A judge in 3rd District Court officially dismissed the case Wednesday night, granting a prosecution motion to drop all charges against Shurtleff. In her order, the judge cited an “ongoing cooperation” agreement, concerns about violating Shurtleff’s right to a speedy trial and prosecution accusations that evidence from the federal government would not be provided.
In a statement to FOX 13, Shurtleff was thrilled with the decision.
“I and my family are overjoyed that justice has finally been served and I am anxious to address the public in detail,” he said.
Shurtleff and his successor, John Swallow, faced charges in the state’s biggest political scandal. They were essentially accused of accepting gifts and donations from people facing investigation by the Utah Attorney General’s Office. Shurtleff and Swallow denied wrongdoing.
The judge signed an order dismissing it without prejudice, meaning that technically, criminal charges could be refiled. However, the statute of limitations on such offenses may be in play.
Shurtleff’s attorney, Richard Van Wagoner, issued a statement saying his client “is disappointed that the court did not reach the decision based upon his motions, including his claims of constitutional violations.”
“He believes the state clearly saw the writing on the wall and at the very last minute filed its own motion to dismiss as a means to avoid having the court address the merits of Mark’s substantial motions. The state’s own motion expressly adopted much of the rationale set forth in Mark’s motion to dismiss.”
In a message to FOX 13, Davis County Attorney Troy Rawlings said there was some common ground on the motions seeking to drop the case.
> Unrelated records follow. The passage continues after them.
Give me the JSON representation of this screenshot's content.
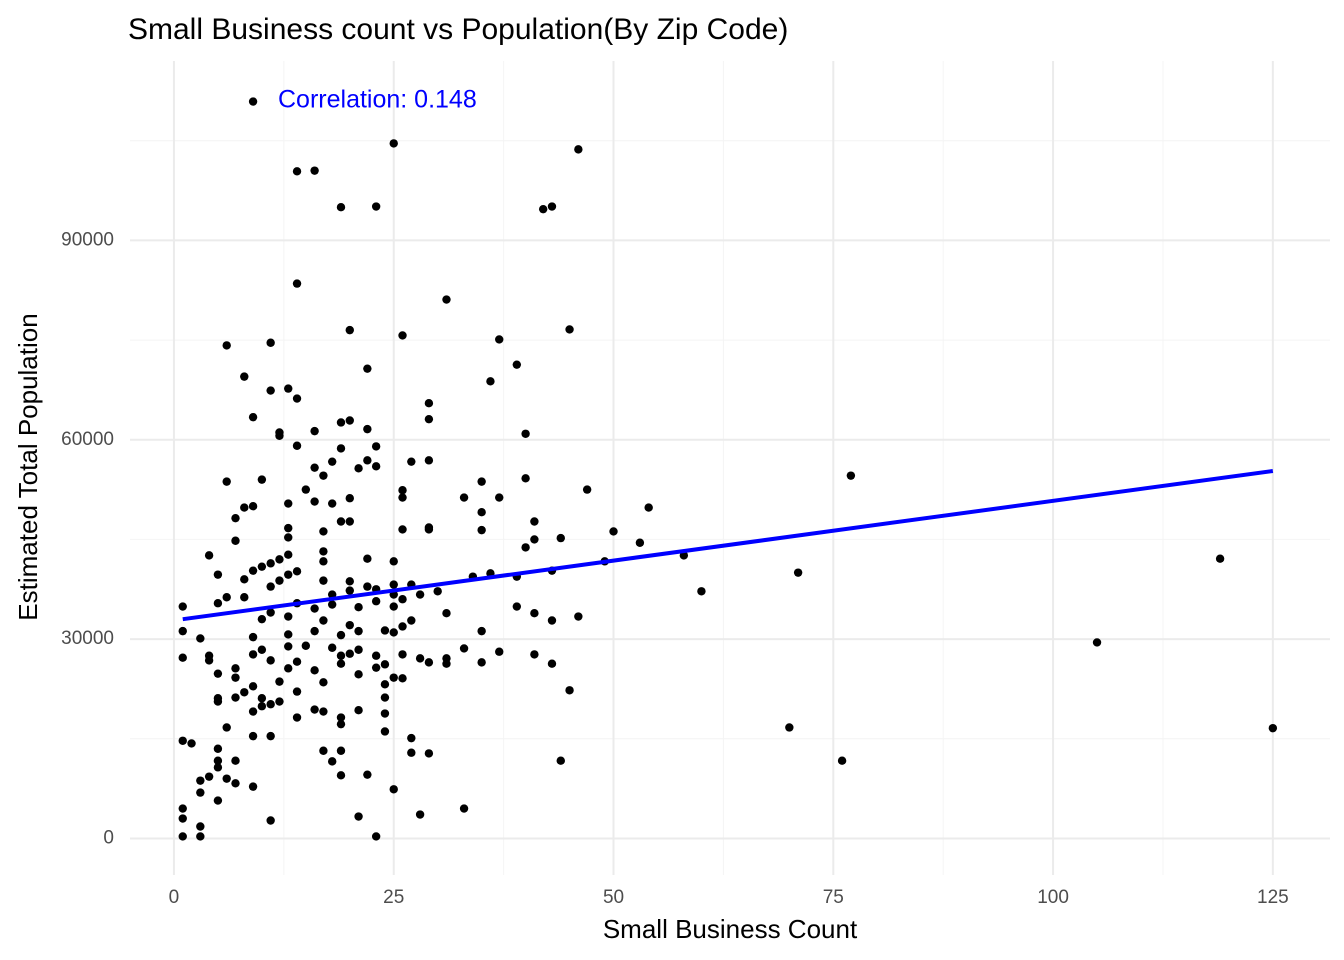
{
  "chart_data": {
    "type": "scatter",
    "title": "Small Business count vs Population(By Zip Code)",
    "x_label": "Small Business Count",
    "y_label": "Estimated Total Population",
    "annotation": "Correlation: 0.148",
    "annotation_color": "blue",
    "xlim": [
      -5,
      131.5
    ],
    "ylim": [
      -5500,
      117000
    ],
    "xticks": [
      0,
      25,
      50,
      75,
      100,
      125
    ],
    "yticks": [
      0,
      30000,
      60000,
      90000
    ],
    "x_minor_grid": [
      12.5,
      37.5,
      62.5,
      87.5,
      112.5
    ],
    "y_minor_grid": [
      15000,
      45000,
      75000,
      105000
    ],
    "grid": true,
    "point_color": "#000000",
    "trend": {
      "x": [
        1,
        125
      ],
      "y": [
        33000,
        55300
      ],
      "color": "blue"
    },
    "x": [
      9,
      25,
      46,
      14,
      16,
      19,
      23,
      42,
      43,
      14,
      31,
      6,
      11,
      20,
      26,
      37,
      45,
      8,
      22,
      39,
      11,
      13,
      14,
      36,
      29,
      9,
      29,
      19,
      20,
      22,
      12,
      16,
      40,
      12,
      14,
      19,
      23,
      6,
      10,
      18,
      22,
      23,
      21,
      16,
      27,
      29,
      17,
      35,
      40,
      77,
      15,
      26,
      47,
      26,
      33,
      20,
      37,
      16,
      13,
      8,
      9,
      18,
      35,
      54,
      7,
      19,
      20,
      41,
      29,
      29,
      26,
      35,
      13,
      17,
      50,
      7,
      13,
      41,
      44,
      53,
      40,
      17,
      13,
      4,
      12,
      22,
      25,
      58,
      49,
      119,
      11,
      10,
      17,
      43,
      9,
      71,
      36,
      5,
      13,
      14,
      12,
      8,
      17,
      20,
      39,
      34,
      27,
      25,
      22,
      20,
      23,
      11,
      60,
      30,
      28,
      25,
      18,
      8,
      6,
      5,
      1,
      14,
      16,
      18,
      21,
      23,
      26,
      25,
      31,
      41,
      39,
      46,
      43,
      11,
      13,
      10,
      27,
      17,
      20,
      26,
      24,
      25,
      35,
      16,
      1,
      13,
      9,
      21,
      19,
      3,
      15,
      13,
      10,
      18,
      21,
      33,
      37,
      105,
      9,
      19,
      20,
      23,
      26,
      31,
      41,
      28,
      1,
      4,
      4,
      11,
      14,
      29,
      31,
      43,
      35,
      24,
      19,
      16,
      7,
      13,
      23,
      5,
      7,
      26,
      25,
      21,
      24,
      12,
      17,
      9,
      8,
      14,
      45,
      5,
      7,
      10,
      24,
      5,
      11,
      12,
      10,
      9,
      16,
      17,
      21,
      14,
      19,
      24,
      19,
      6,
      24,
      70,
      125,
      9,
      11,
      27,
      1,
      2,
      17,
      19,
      5,
      27,
      29,
      5,
      7,
      18,
      44,
      76,
      5,
      22,
      19,
      4,
      6,
      3,
      7,
      9,
      25,
      3,
      5,
      1,
      33,
      11,
      21,
      28,
      1,
      3,
      3,
      1,
      23
    ],
    "values": [
      110900,
      104600,
      103700,
      100400,
      100500,
      95000,
      95100,
      94700,
      95100,
      83500,
      81100,
      74200,
      74600,
      76500,
      75700,
      75100,
      76600,
      69500,
      70700,
      71300,
      67400,
      67700,
      66200,
      68800,
      65500,
      63400,
      63100,
      62600,
      62900,
      61600,
      61100,
      61300,
      60900,
      60600,
      59100,
      58700,
      59000,
      53700,
      54000,
      56700,
      56900,
      56000,
      55700,
      55800,
      56700,
      56900,
      54600,
      53700,
      54200,
      54600,
      52500,
      52400,
      52500,
      51300,
      51300,
      51200,
      51300,
      50700,
      50400,
      49800,
      50000,
      50400,
      49100,
      49800,
      48200,
      47700,
      47700,
      47700,
      46800,
      46500,
      46500,
      46400,
      46700,
      46200,
      46200,
      44800,
      45300,
      45000,
      45200,
      44500,
      43800,
      43200,
      42700,
      42600,
      42000,
      42100,
      41700,
      42600,
      41700,
      42100,
      41400,
      40900,
      41700,
      40300,
      40300,
      40000,
      39900,
      39700,
      39700,
      40200,
      38800,
      39000,
      38800,
      38700,
      39400,
      39400,
      38200,
      38200,
      37900,
      37300,
      37500,
      37900,
      37200,
      37200,
      36700,
      36700,
      36700,
      36300,
      36300,
      35400,
      34900,
      35400,
      34600,
      35200,
      34800,
      35700,
      36000,
      34900,
      33900,
      33900,
      34900,
      33400,
      32800,
      34000,
      33400,
      33000,
      32800,
      32800,
      32100,
      31900,
      31300,
      31000,
      31200,
      31200,
      31200,
      30700,
      30300,
      31200,
      30600,
      30100,
      29000,
      28900,
      28400,
      28700,
      28400,
      28600,
      28100,
      29500,
      27700,
      27500,
      27800,
      27500,
      27700,
      27100,
      27700,
      27100,
      27200,
      27500,
      26800,
      26800,
      26600,
      26500,
      26300,
      26300,
      26500,
      26200,
      26300,
      25300,
      25600,
      25600,
      25700,
      24800,
      24200,
      24100,
      24200,
      24700,
      23200,
      23600,
      23500,
      22900,
      22000,
      22100,
      22300,
      21100,
      21200,
      21100,
      21200,
      20600,
      20200,
      20600,
      19900,
      19100,
      19400,
      19100,
      19300,
      18200,
      18200,
      18800,
      17200,
      16700,
      16100,
      16700,
      16600,
      15400,
      15400,
      15100,
      14700,
      14300,
      13200,
      13200,
      13500,
      12900,
      12800,
      11700,
      11700,
      11600,
      11700,
      11700,
      10700,
      9600,
      9500,
      9300,
      9000,
      8700,
      8300,
      7800,
      7400,
      6900,
      5700,
      4500,
      4500,
      2700,
      3300,
      3600,
      3000,
      1800,
      300,
      300,
      300
    ]
  }
}
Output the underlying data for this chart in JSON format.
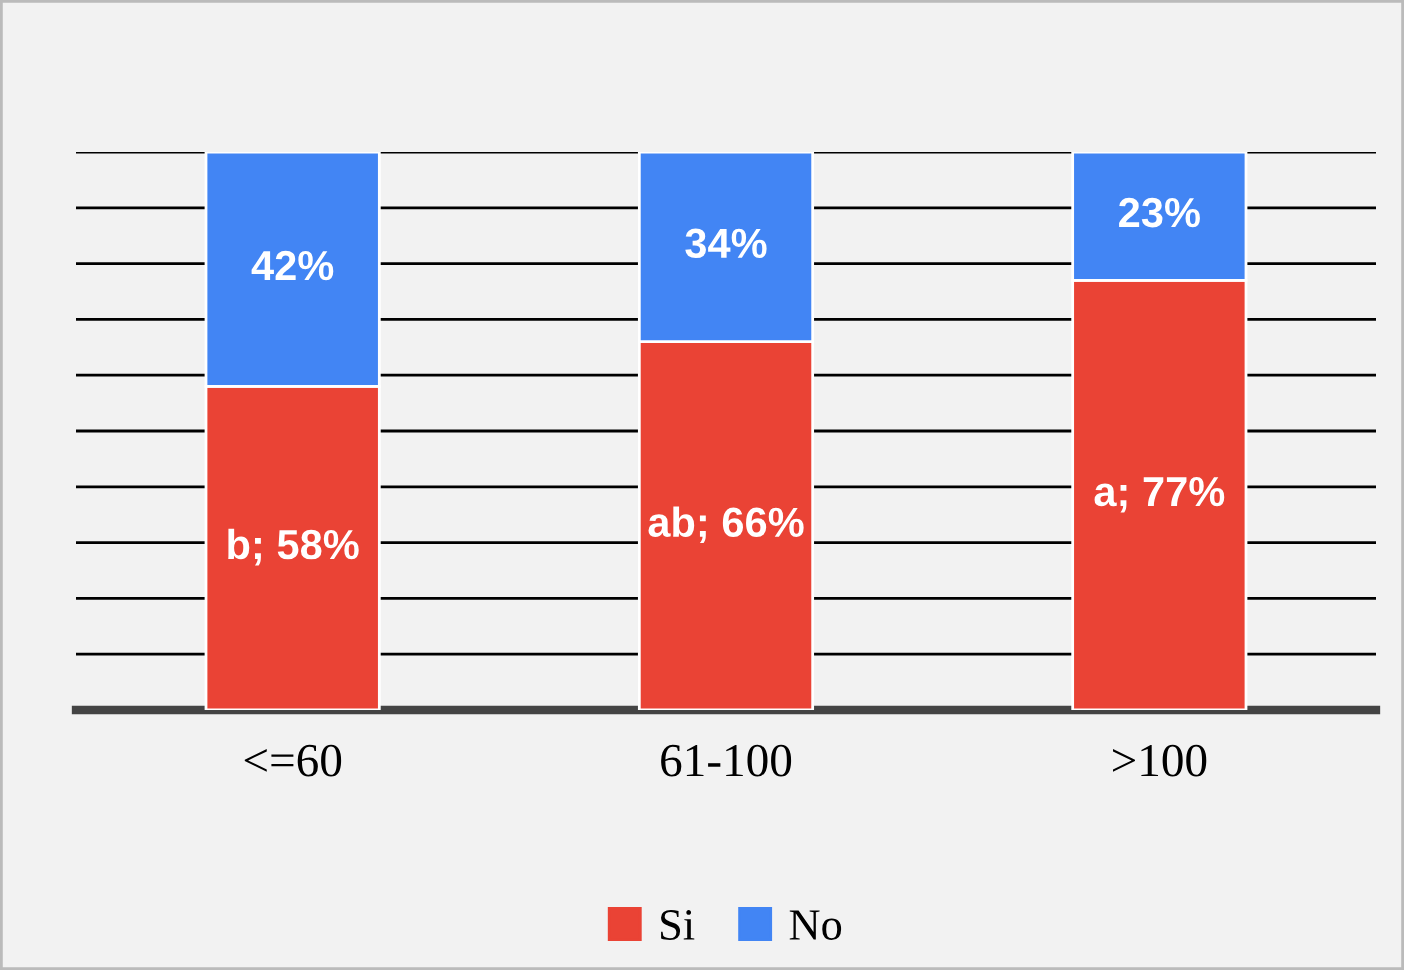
{
  "chart_data": {
    "type": "bar",
    "stacked": true,
    "categories": [
      "<=60",
      "61-100",
      ">100"
    ],
    "series": [
      {
        "name": "Si",
        "color": "#ea4335",
        "values": [
          58,
          66,
          77
        ],
        "value_labels": [
          "b; 58%",
          "ab; 66%",
          "a; 77%"
        ]
      },
      {
        "name": "No",
        "color": "#4285f4",
        "values": [
          42,
          34,
          23
        ],
        "value_labels": [
          "42%",
          "34%",
          "23%"
        ]
      }
    ],
    "ylim": [
      0,
      100
    ],
    "yticks": [
      {
        "value": 0,
        "label": null
      },
      {
        "value": 10,
        "label": null
      },
      {
        "value": 20,
        "label": null
      },
      {
        "value": 30,
        "label": null
      },
      {
        "value": 40,
        "label": null
      },
      {
        "value": 50,
        "label": null
      },
      {
        "value": 60,
        "label": null
      },
      {
        "value": 70,
        "label": null
      },
      {
        "value": 80,
        "label": null
      },
      {
        "value": 90,
        "label": null
      },
      {
        "value": 100,
        "label": null
      }
    ],
    "tick_labels": "x",
    "grid": "y",
    "legend": "bottom"
  }
}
“However, the state of Utah also felt there were significant and independent reasons that needed to be on the record because they are true, such as the recent U.S. Supreme Court’s unanimous McDonnell decision, as well as a valuable cooperation agreement. Interestingly, the state of Utah and the defendant both concur that speedy trial problems absolutely do exist and support dismissal, but have very different views concerning why and how that impacted the case,” Rawlings wrote.
Swallow’s attorneys are asking the judge to dismiss the case against him.